In algorithmic investing, investors use a company’s metrics to decide whether to participate in a deal. But when the art of choice is factored out, it becomes more difficult to perform deep due diligence on founders who may be about to receive millions of dollars via a wire transfer.
In practice, attempts to remove bias can create newer, blind spots that are harder to identify.
In theory, algorithmic investing hedges against investors’ preconceived notions and pushes emotions to the side. Fintech unicorn Clearco and venture firm SignalFire have spent years implementing data-focused investment processes, joined more recently by AngelList and Hum Capital. While this approach isn’t new, the movement against solely emotion-based decisions feels louder given the proliferation of dollars out there.
Metrics, even in the earliest stages, are becoming more mainstream.

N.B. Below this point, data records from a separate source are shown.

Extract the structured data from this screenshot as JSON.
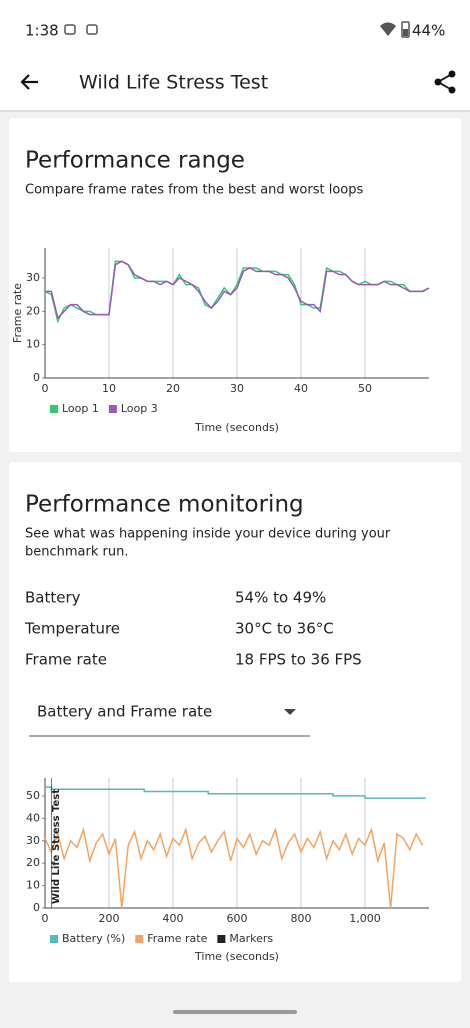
{
  "status_bar": {
    "time": "1:38",
    "battery": "44%"
  },
  "app_bar": {
    "title": "Wild Life Stress Test"
  },
  "range_card": {
    "title": "Performance range",
    "subtitle": "Compare frame rates from the best and worst loops"
  },
  "monitor_card": {
    "title": "Performance monitoring",
    "description": [
      "See what was happening inside your device during your",
      "benchmark run."
    ],
    "stats": [
      {
        "label": "Battery",
        "value": "54% to 49%"
      },
      {
        "label": "Temperature",
        "value": "30°C to 36°C"
      },
      {
        "label": "Frame rate",
        "value": "18 FPS to 36 FPS"
      }
    ],
    "dropdown": "Battery and Frame rate"
  },
  "chart_data": [
    {
      "type": "line",
      "y_label": "Frame rate",
      "x_label": "Time (seconds)",
      "x": [
        0,
        1,
        2,
        3,
        4,
        5,
        6,
        7,
        8,
        9,
        10,
        11,
        12,
        13,
        14,
        15,
        16,
        17,
        18,
        19,
        20,
        21,
        22,
        23,
        24,
        25,
        26,
        27,
        28,
        29,
        30,
        31,
        32,
        33,
        34,
        35,
        36,
        37,
        38,
        39,
        40,
        41,
        42,
        43,
        44,
        45,
        46,
        47,
        48,
        49,
        50,
        51,
        52,
        53,
        54,
        55,
        56,
        57,
        58,
        59,
        60
      ],
      "series": [
        {
          "name": "Loop 1",
          "color": "#2ecc71",
          "values": [
            26,
            25,
            17,
            21,
            22,
            21,
            20,
            20,
            19,
            19,
            19,
            35,
            35,
            34,
            30,
            30,
            29,
            29,
            29,
            29,
            28,
            31,
            28,
            28,
            27,
            22,
            21,
            24,
            27,
            25,
            28,
            33,
            33,
            33,
            32,
            32,
            32,
            31,
            31,
            28,
            22,
            22,
            21,
            21,
            33,
            32,
            32,
            31,
            29,
            28,
            29,
            28,
            28,
            29,
            29,
            28,
            28,
            26,
            26,
            26,
            27
          ]
        },
        {
          "name": "Loop 3",
          "color": "#9b59b6",
          "values": [
            26,
            26,
            18,
            20,
            22,
            22,
            20,
            19,
            19,
            19,
            19,
            34,
            35,
            34,
            31,
            30,
            29,
            29,
            28,
            29,
            28,
            30,
            29,
            28,
            26,
            23,
            21,
            23,
            26,
            25,
            27,
            32,
            33,
            32,
            32,
            32,
            31,
            31,
            30,
            27,
            23,
            22,
            22,
            20,
            32,
            32,
            31,
            31,
            29,
            28,
            28,
            28,
            28,
            29,
            28,
            28,
            27,
            26,
            26,
            26,
            27
          ]
        }
      ],
      "xlim": [
        0,
        60
      ],
      "ylim": [
        0,
        39
      ],
      "xticks": [
        0,
        10,
        20,
        30,
        40,
        50
      ],
      "yticks": [
        0,
        10,
        20,
        30
      ],
      "grid": "x"
    },
    {
      "type": "line",
      "x_label": "Time (seconds)",
      "annotation": "Wild Life Stress Test",
      "series": [
        {
          "name": "Battery (%)",
          "color": "#4dbdbd",
          "step": true,
          "x": [
            0,
            20,
            310,
            510,
            900,
            1000,
            1190
          ],
          "values": [
            54,
            53,
            52,
            51,
            50,
            49,
            49
          ]
        },
        {
          "name": "Frame rate",
          "color": "#f4a460",
          "x": [
            0,
            20,
            40,
            60,
            80,
            100,
            120,
            140,
            160,
            180,
            200,
            220,
            240,
            260,
            280,
            300,
            320,
            340,
            360,
            380,
            400,
            420,
            440,
            460,
            480,
            500,
            520,
            540,
            560,
            580,
            600,
            620,
            640,
            660,
            680,
            700,
            720,
            740,
            760,
            780,
            800,
            820,
            840,
            860,
            880,
            900,
            920,
            940,
            960,
            980,
            1000,
            1020,
            1040,
            1060,
            1080,
            1100,
            1120,
            1140,
            1160,
            1180
          ],
          "values": [
            31,
            25,
            33,
            22,
            30,
            27,
            35,
            21,
            29,
            33,
            24,
            31,
            0,
            28,
            34,
            22,
            30,
            26,
            33,
            23,
            31,
            28,
            35,
            22,
            29,
            32,
            25,
            30,
            34,
            21,
            31,
            27,
            33,
            24,
            30,
            28,
            35,
            22,
            29,
            33,
            25,
            31,
            27,
            34,
            22,
            30,
            26,
            33,
            24,
            31,
            28,
            35,
            21,
            29,
            0,
            33,
            31,
            26,
            33,
            28
          ]
        },
        {
          "name": "Markers",
          "color": "#222222",
          "x": [
            20
          ]
        }
      ],
      "xlim": [
        0,
        1200
      ],
      "ylim": [
        0,
        58
      ],
      "xticks": [
        0,
        200,
        400,
        600,
        800,
        {
          "value": 1000,
          "label": "1,000"
        }
      ],
      "yticks": [
        0,
        10,
        20,
        30,
        40,
        50
      ],
      "grid": "x"
    }
  ]
}
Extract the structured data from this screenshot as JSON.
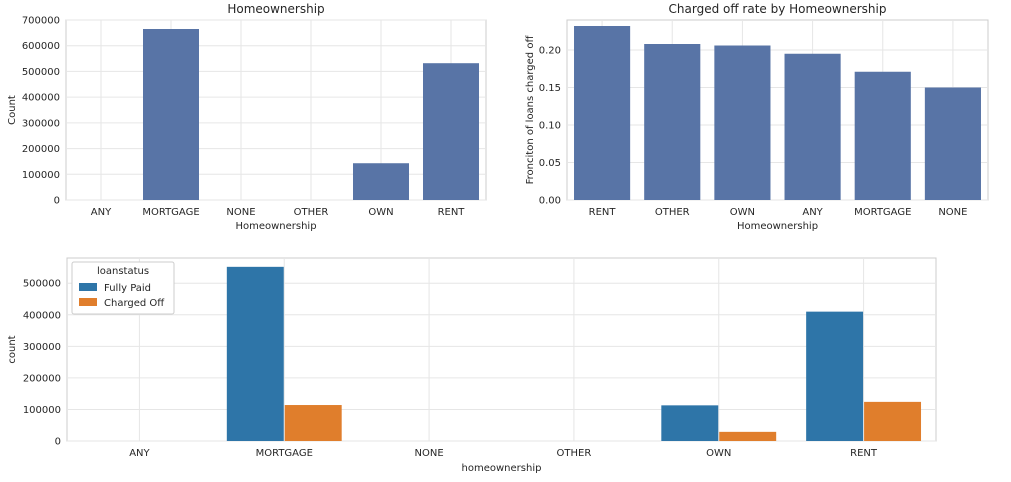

AngelList’s recently closed early-stage venture fund is basing all of its investments off of one key metric that AngelList has been tracking for years: a startup’s ability to hire.
When I spoke to Abraham Othman, head of the investment committee and data science at AngelList Venture, he told me they win deals because they are less adversarial to portfolio companies than other firms.“Our approach? This is our data set — let’s see if we can put money into them,” he said.
No further due diligence? No problem.
It’s no small set. About 2 million individuals use AngelList Talent to apply to startups each quarter. About 35,000 companies per quarter are contenders for AngelList talent, but only half of those companies are investable early-stage businesses.